Completely agree with dave.mg. I think that you don't understand nothing. The most important thing in Zizek's work is the idea that is necessary to re-think absolutely everything and his sense of humor. Hari's kind perspectives are indeed what Zizek denounces.

dave.mg
02 May 2007 at 23:37

I should say, in addition to my previous post, that I'm not against criticism of Zizek's theories. In fact, I'm all for intelligent criticism (as I'm sure Zizek would be). If you want to see some excellent criticism going on at the moment check out Steve Shaviro's blog (http://www.shaviro.com/Blog/?p=574) or K-punk (http://k-punk.abstractdynamics.org/archives/009325.html). They offer much more substantive and informed opinions that Hari does in this parody of a review.

Greg F
04 May 2007 at 23:00

Talk about google! A lot of his quotes were lifted (and not in full, either! Look for Mussolini) from a New Yorker Piece done in 2003:

http://www.rebeccamead.com/2003/2003_05_05_art_marx.htm

PG
08 May 2007 at 09:38

a love letter, indeed...Johann Hari is smitten..

mac
09 May 2007 at 08:06

Author’s knowledge of Slavoj Zizek is extremely simplistic and superficial. Calling the ideologist of Slovenian liberals a Stalinist is beyond belief. If one wants to talk about Zizek one first has to know a few basic facts about culturo-political movements in Slovenia in eighties - NSK, Laibach, Irwin, Noordung, Punk-rock movement etc. As far as claiming that Zizek lived under Soviet tyranny is concerned a basic knowledge of geography and politics would be beneficial. After all this is the New Statesman, not The Sun.

Stuart
09 May 2007 at 13:26

Tear up your NUJ card.

This is awful rubbish and not a little po-faced too. do some proper reading will you?

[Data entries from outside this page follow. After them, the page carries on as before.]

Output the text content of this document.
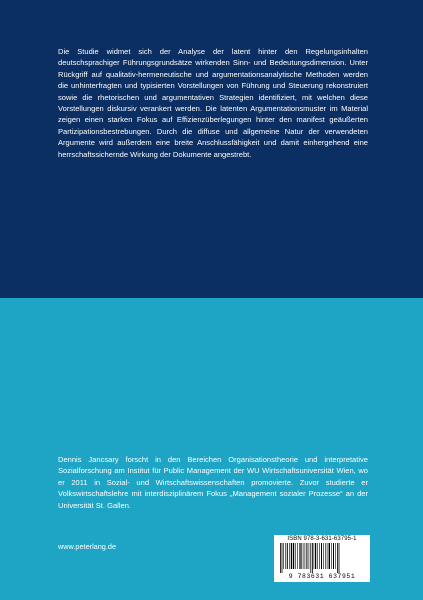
Die Studie widmet sich der Analyse der latent hinter den Regelungsinhalten deutschsprachiger Führungsgrundsätze wirkenden Sinn- und Bedeutungsdimension. Unter Rückgriff auf qualitativ-hermeneutische und argumentationsanalytische Methoden werden die unhinterfragten und typisierten Vorstellungen von Führung und Steuerung rekonstruiert sowie die rhetorischen und argumentativen Strategien identifiziert, mit welchen diese Vorstellungen diskursiv verankert werden. Die latenten Argumentationsmuster im Material zeigen einen starken Fokus auf Effizienzüberlegungen hinter den manifest geäußerten Partizipationsbestrebungen. Durch die diffuse und allgemeine Natur der verwendeten Argumente wird außerdem eine breite Anschlussfähigkeit und damit einhergehend eine herrschaftssichernde Wirkung der Dokumente angestrebt.

Dennis Jancsary forscht in den Bereichen Organisationstheorie und interpretative Sozialforschung am Institut für Public Management der WU Wirtschaftsuniversität Wien, wo er 2011 in Sozial- und Wirtschaftswissenschaften promovierte. Zuvor studierte er Volkswirtschaftslehre mit interdisziplinärem Fokus „Management sozialer Prozesse“ an der Universität St. Gallen.

www.peterlang.de
ISBN 978-3-631-63795-1
9 783631 637951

we can all lift phrases of the internet to embellish our little thoughts, look here's something I got from Wikipedia;

" David Hume argued that while it is possible that one does not freely arrive at one's set of desires and beliefs, the only meaningful interpretation of freedom relates to one's ability to translate those desires and beliefs into voluntary action."

I'm sure you wished to write a nice piece about a new philosophical film, it's just unfortunate that you don't seem to handle not liking it despite thinking yourself clever enough to appreciate it.

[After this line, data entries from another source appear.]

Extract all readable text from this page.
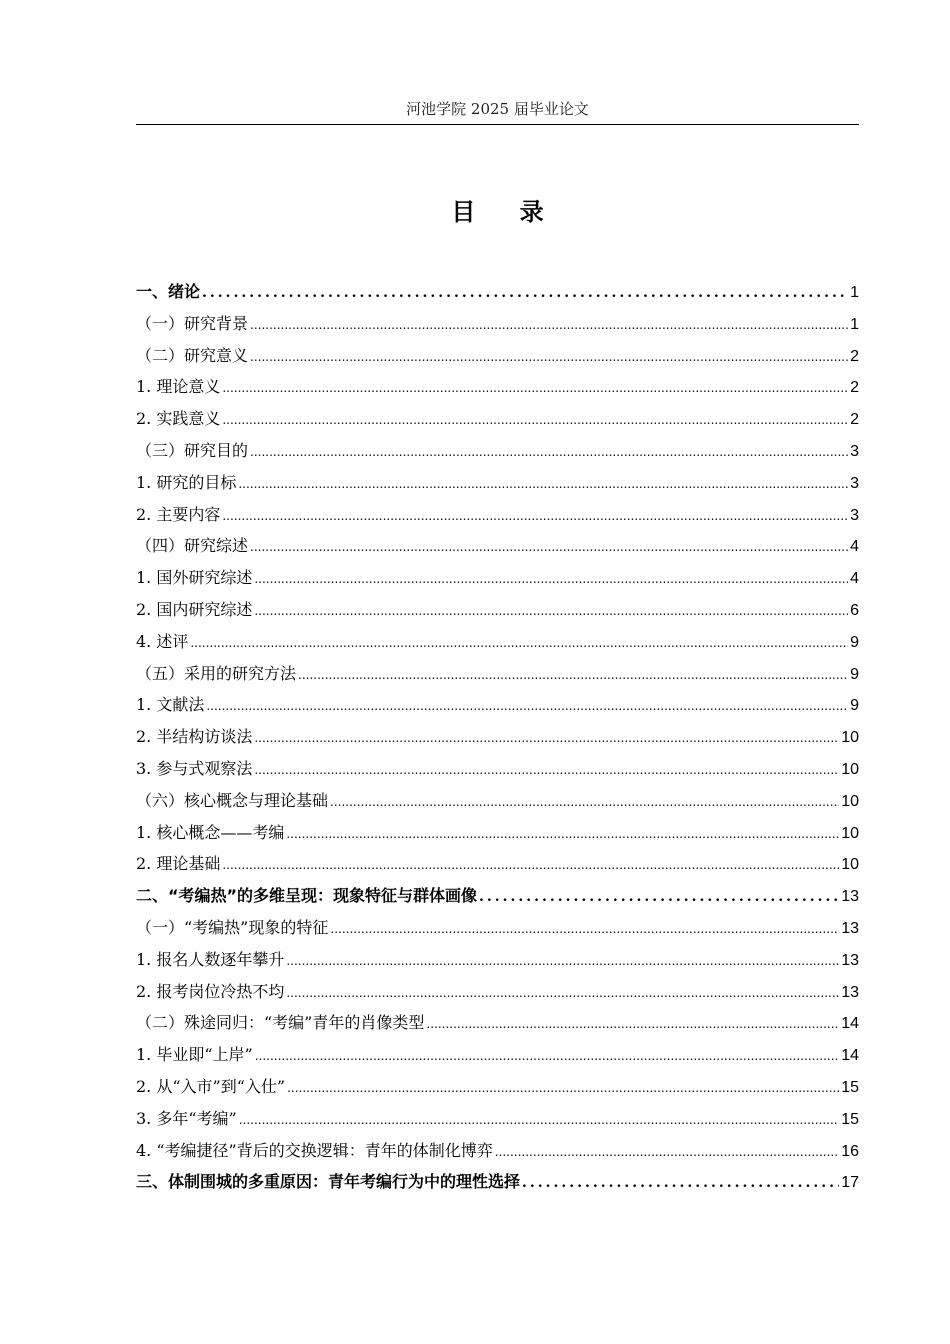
河池学院 2025 届毕业论文
目 录
一、绪论 .....	1
（一）研究背景 .....	1
（二）研究意义 .....	2
1. 理论意义 .....	2
2. 实践意义 .....	2
（三）研究目的 .....	3
1. 研究的目标 .....	3
2. 主要内容 .....	3
（四）研究综述 .....	4
1. 国外研究综述 .....	4
2. 国内研究综述 .....	6
4. 述评 .....	9
（五）采用的研究方法 .....	9
1. 文献法 .....	9
2. 半结构访谈法 .....	10
3. 参与式观察法 .....	10
（六）核心概念与理论基础 .....	10
1. 核心概念——考编 .....	10
2. 理论基础 .....	10
二、“考编热”的多维呈现：现象特征与群体画像 .....	13
（一）“考编热”现象的特征 .....	13
1. 报名人数逐年攀升 .....	13
2. 报考岗位冷热不均 .....	13
（二）殊途同归：“考编”青年的肖像类型 .....	14
1. 毕业即“上岸” .....	14
2. 从“入市”到“入仕” .....	15
3. 多年“考编” .....	15
4. “考编捷径”背后的交换逻辑：青年的体制化博弈 .....	16
三、体制围城的多重原因：青年考编行为中的理性选择 .....	17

I think this may be your own fault and not that of Zizek or the film-maker.

Go and review some half-baked novels for the broadsheets, why don't you?

HumanBoeing
13 May 2007 at 23:01

Gosh, The Newstatesman! I thought I'd stumbled into the website of the Daily Mail for a moment, such was the idiocy and arrogance of this lazy piece of drivel.

krelianx
26 December 2007 at 22:58

"As he watches his hero Jacques Lacan deliver an incomprehensible lecture on video, Zizek exclaims: "There is nothing behind this obscurity. This is just bluffing." It is a plain moment of projection, and an unwitting confession of charlatanism. "

Funny, because what he said in that part of the documentary which you deliberately misquote is that he thinks that there is something behind the obscurity, and that Lacan WAS NOT just bluffing. He also said that he opposed his style and the ridiculous emphasis he placed on words to camouflage superficial points as deep.

If you're going to launch a criticism to a thinker of this caliber, do yourself a favor and at least try to understand him beforehand.

krelianx
26 December 2007 at 23:02

As he watches his hero Jacques Lacan deliver an incomprehensible lecture on video, Zizek exclaims: "There is nothing behind this obscurity. This is just bluffing." It is a plain moment of projection, and an unwitting confession of charlatanism.

You deliberately misquote Zizek, who states on the contrary that he believes Lacan was NOT just bluffing in the sense that there was nothing behind his obscurity and that his ENTIRE point was that you could translate Lacan into clear terms. And, he also said he disaproved of Lacan's style.

I think it is clear that you haven't even read anything by Zizek, and that you have no idea whatsoever as to what he is proposing. I can't believe they will let someone publish such blather.